Meclis üyesi olduğumuz dönemde yaşadığımız bir olayı unutmuyorum. Eskişehir Osmangazi Üniversitesi arsasının kamulaştırılması ve meclisin elinden geçmesi gerekiyordu. Biz azınlıktayız, ben grup sözcüsüyüm, grup başkan vekiliyim. Belediyede toplantı yapıldı Yılmaz Büyükerşen o zaman akademinin reisiydi, rektörlük yoktu reislik vardı.

Selami Vardar belediye başkanı, Niyazi Önal o zaman milletvekili, Cahit Aktaş İl Başkanıydı. Fahrettin Şengör Adalet Parti’den belediye meclisine girdi.Kanunda boşluk bularak istifasını kabul etmedik. Sonra Fahrettin Şengör bizimle zaman zaman oy kullandı.

 O şekilde çoğunluğu sağlıyoruz, yani ortada böyle kritik bir durum var. Hiç dillendirmeden geçirmemiz lazım çünkü dillendirilirse spekülasyonlar yapılacak. Ben grup adına konuşmayı yaptım. Kararı geçirdik, sonra ortalık karıştı. Bugün yine olsa yine yaparız. Ancak orada belediye meclisi üyeleri olarak bizim bir hatamız oldu. Oranın imara açılmaması gerekirdi, çok geniş bir tarım alanıydı. Atatürk Bulvarı, Vişnelik özellikle. Her türlü sebze meyve yetişiyordu. Selami Bey zaten maddi hesaplara tenezzül edecek biri değildi, tamamen iyi niyetten oldu. O günahta biz de varız yani. Daha sonra ön seçimle 1. sırada girdik Odunpazarı Belediyesi’ne, meclis üyeliğine aday olduk, barajı aşamadık. Bir sonraki dönem Tepebaşı’nda Murat Bey çok ısrar etti, biz artık bizden geçti dedik ama yine 1. sıraya yazdılar, orada da yine barajı geçemedik. Barajı geçemedik değil de seçime giremedik. O zaman Tepebaşının 1. sıradaki adayıydım ben. Öylelikle meclis defterini kapattık…

Son olarak Süder Düğün Salonu’nu açtınız açma fikri nasıl oluştu?

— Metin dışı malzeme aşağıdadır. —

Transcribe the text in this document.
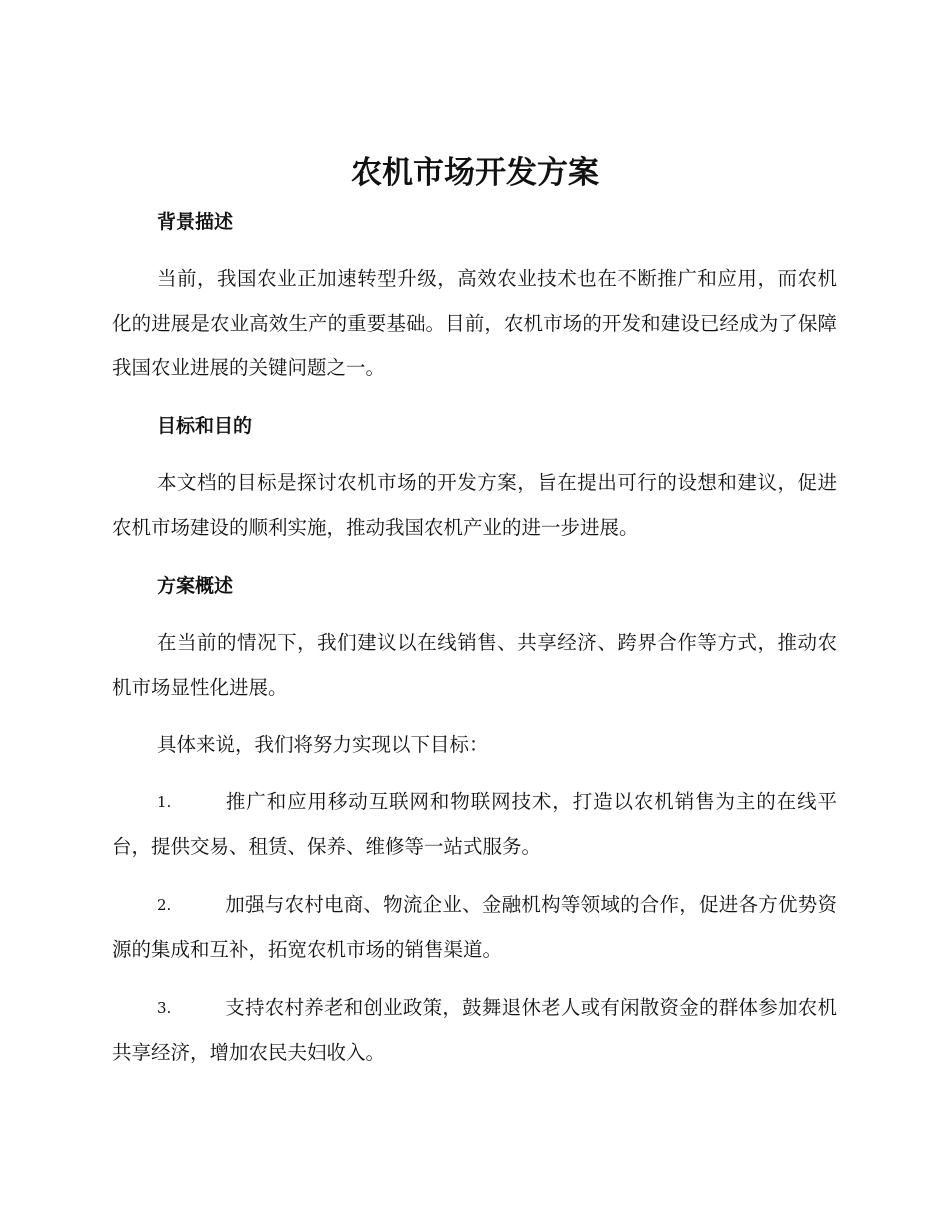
农机市场开发方案
背景描述

当前，我国农业正加速转型升级，高效农业技术也在不断推广和应用，而农机化的进展是农业高效生产的重要基础。目前，农机市场的开发和建设已经成为了保障我国农业进展的关键问题之一。

目标和目的

本文档的目标是探讨农机市场的开发方案，旨在提出可行的设想和建议，促进农机市场建设的顺利实施，推动我国农机产业的进一步进展。

方案概述

在当前的情况下，我们建议以在线销售、共享经济、跨界合作等方式，推动农机市场显性化进展。

具体来说，我们将努力实现以下目标：

1.	推广和应用移动互联网和物联网技术，打造以农机销售为主的在线平台，提供交易、租赁、保养、维修等一站式服务。

2.	加强与农村电商、物流企业、金融机构等领域的合作，促进各方优势资源的集成和互补，拓宽农机市场的销售渠道。

3.	支持农村养老和创业政策，鼓舞退休老人或有闲散资金的群体参加农机共享经济，增加农民夫妇收入。
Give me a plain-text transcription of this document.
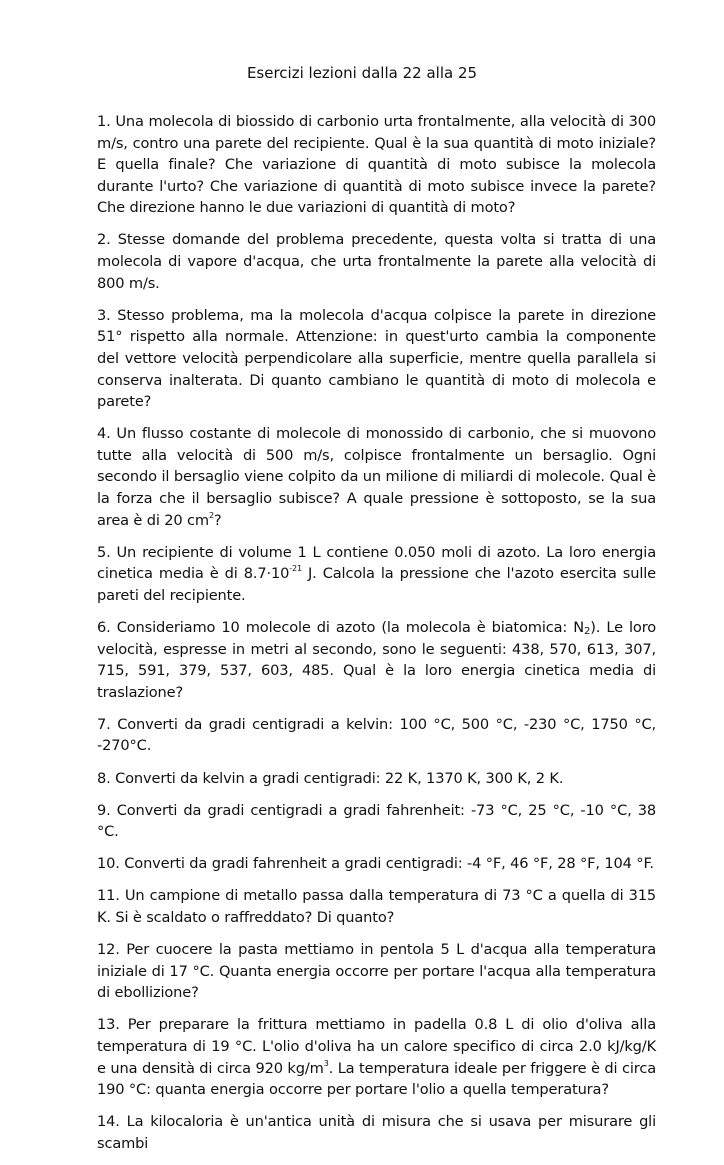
Esercizi lezioni dalla 22 alla 25

1. Una molecola di biossido di carbonio urta frontalmente, alla velocità di 300 m/s, contro una parete del recipiente. Qual è la sua quantità di moto iniziale? E quella finale? Che variazione di quantità di moto subisce la molecola durante l'urto? Che variazione di quantità di moto subisce invece la parete? Che direzione hanno le due variazioni di quantità di moto?

2. Stesse domande del problema precedente, questa volta si tratta di una molecola di vapore d'acqua, che urta frontalmente la parete alla velocità di 800 m/s.

3. Stesso problema, ma la molecola d'acqua colpisce la parete in direzione 51° rispetto alla normale. Attenzione: in quest'urto cambia la componente del vettore velocità perpendicolare alla superficie, mentre quella parallela si conserva inalterata. Di quanto cambiano le quantità di moto di molecola e parete?

4. Un flusso costante di molecole di monossido di carbonio, che si muovono tutte alla velocità di 500 m/s, colpisce frontalmente un bersaglio. Ogni secondo il bersaglio viene colpito da un milione di miliardi di molecole. Qual è la forza che il bersaglio subisce? A quale pressione è sottoposto, se la sua area è di 20 $cm^2$?

5. Un recipiente di volume 1 L contiene 0.050 moli di azoto. La loro energia cinetica media è di $8.7\cdot 10^{-21}$ J. Calcola la pressione che l'azoto esercita sulle pareti del recipiente.

6. Consideriamo 10 molecole di azoto (la molecola è biatomica: $N_2$). Le loro velocità, espresse in metri al secondo, sono le seguenti: 438, 570, 613, 307, 715, 591, 379, 537, 603, 485. Qual è la loro energia cinetica media di traslazione?

7. Converti da gradi centigradi a kelvin: 100 °C, 500 °C, -230 °C, 1750 °C, -270°C.

8. Converti da kelvin a gradi centigradi: 22 K, 1370 K, 300 K, 2 K.

9. Converti da gradi centigradi a gradi fahrenheit: -73 °C, 25 °C, -10 °C, 38 °C.

10. Converti da gradi fahrenheit a gradi centigradi: -4 °F, 46 °F, 28 °F, 104 °F.

11. Un campione di metallo passa dalla temperatura di 73 °C a quella di 315 K. Si è scaldato o raffreddato? Di quanto?

12. Per cuocere la pasta mettiamo in pentola 5 L d'acqua alla temperatura iniziale di 17 °C. Quanta energia occorre per portare l'acqua alla temperatura di ebollizione?

13. Per preparare la frittura mettiamo in padella 0.8 L di olio d'oliva alla temperatura di 19 °C. L'olio d'oliva ha un calore specifico di circa 2.0 kJ/kg/K e una densità di circa 920 $kg/m^3$. La temperatura ideale per friggere è di circa 190 °C: quanta energia occorre per portare l'olio a quella temperatura?

14. La kilocaloria è un'antica unità di misura che si usava per misurare gli scambi
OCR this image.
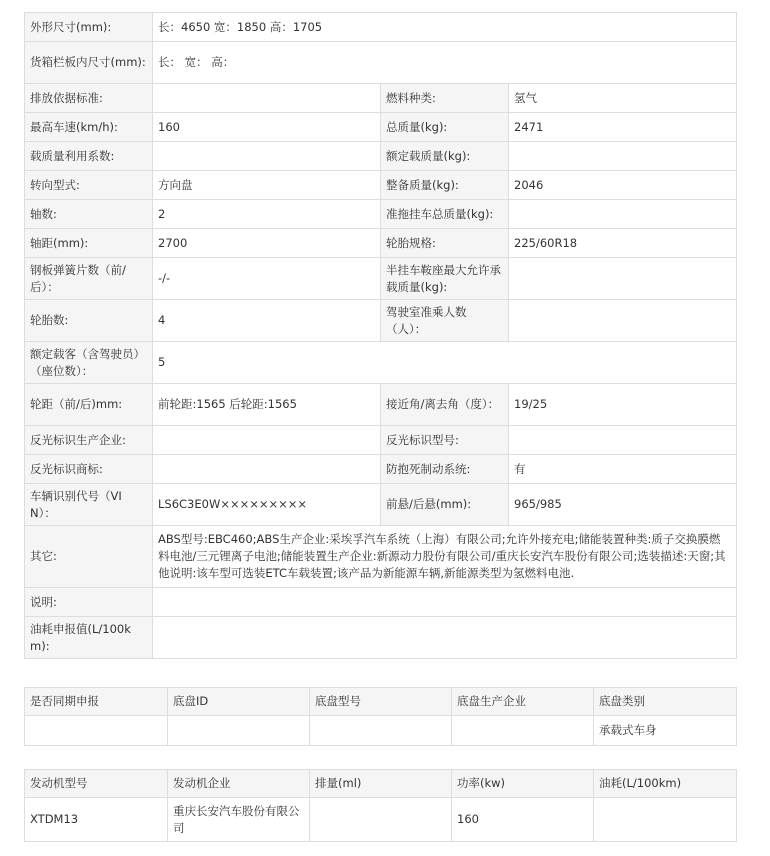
外形尺寸(mm):	长：4650 宽：1850 高：1705		
货箱栏板内尺寸(mm):	长： 宽： 高：		
排放依据标准:		燃料种类:	氢气
最高车速(km/h):	160	总质量(kg):	2471
载质量利用系数:		额定载质量(kg):	
转向型式:	方向盘	整备质量(kg):	2046
轴数:	2	准拖挂车总质量(kg):	
轴距(mm):	2700	轮胎规格:	225/60R18
钢板弹簧片数（前/后）：	-/-	半挂车鞍座最大允许承载质量(kg):	
轮胎数:	4	驾驶室准乘人数（人）：	
额定载客（含驾驶员）（座位数）：	5		
轮距（前/后)mm:	前轮距:1565 后轮距:1565	接近角/离去角（度）：	19/25
反光标识生产企业:		反光标识型号:	
反光标识商标:		防抱死制动系统:	有
车辆识别代号（VIN）：	LS6C3E0W×××××××××	前悬/后悬(mm):	965/985
其它:	ABS型号:EBC460;ABS生产企业:采埃孚汽车系统（上海）有限公司;允许外接充电;储能装置种类:质子交换膜燃料电池/三元锂离子电池;储能装置生产企业:新源动力股份有限公司/重庆长安汽车股份有限公司;选装描述:天窗;其他说明:该车型可选装ETC车载装置;该产品为新能源车辆,新能源类型为氢燃料电池.		
说明:			
油耗申报值(L/100km):			
是否同期申报	底盘ID	底盘型号	底盘生产企业	底盘类别
				承载式车身
发动机型号	发动机企业	排量(ml)	功率(kw)	油耗(L/100km)
XTDM13	重庆长安汽车股份有限公司		160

 Ben kendim küçük esnaflıktan başlamak üzere kendi işimi, projemi kurgulayarak döndüm Eskişehir’e. Partideki büyüklerimiz beni makamlara tayinimi yaptırmak istediler ama ben istemedim çünkü kendimce kırılmıştım ama küsmemiştim. Ben de o dönem bir arayış içerisindeydim. Market türü bir şey açmak için kendime bir yer bakıyordum. Bir arkadaşım bu arada dedi ki “Burada Sosyal Sigortalar Kurumu’nun düğün salonu ihalesi var, oranın yakıt maddesi var, herkes korkuyor. Sen bunu halledersin, senin çevren var. Hatta birlikte girelim ortak olalım.” dedi. Ben de “Düğün salonu benim hayalim değil.” dedim ve gittik. İkisini bir arada yapabilmemiz için Ankara’dan onay gerekiyormuş, Ankara’da da bir iki girişimimiz oldu ve ihaleyi aldım, diğer arkadaşlar ise vazgeçtiler.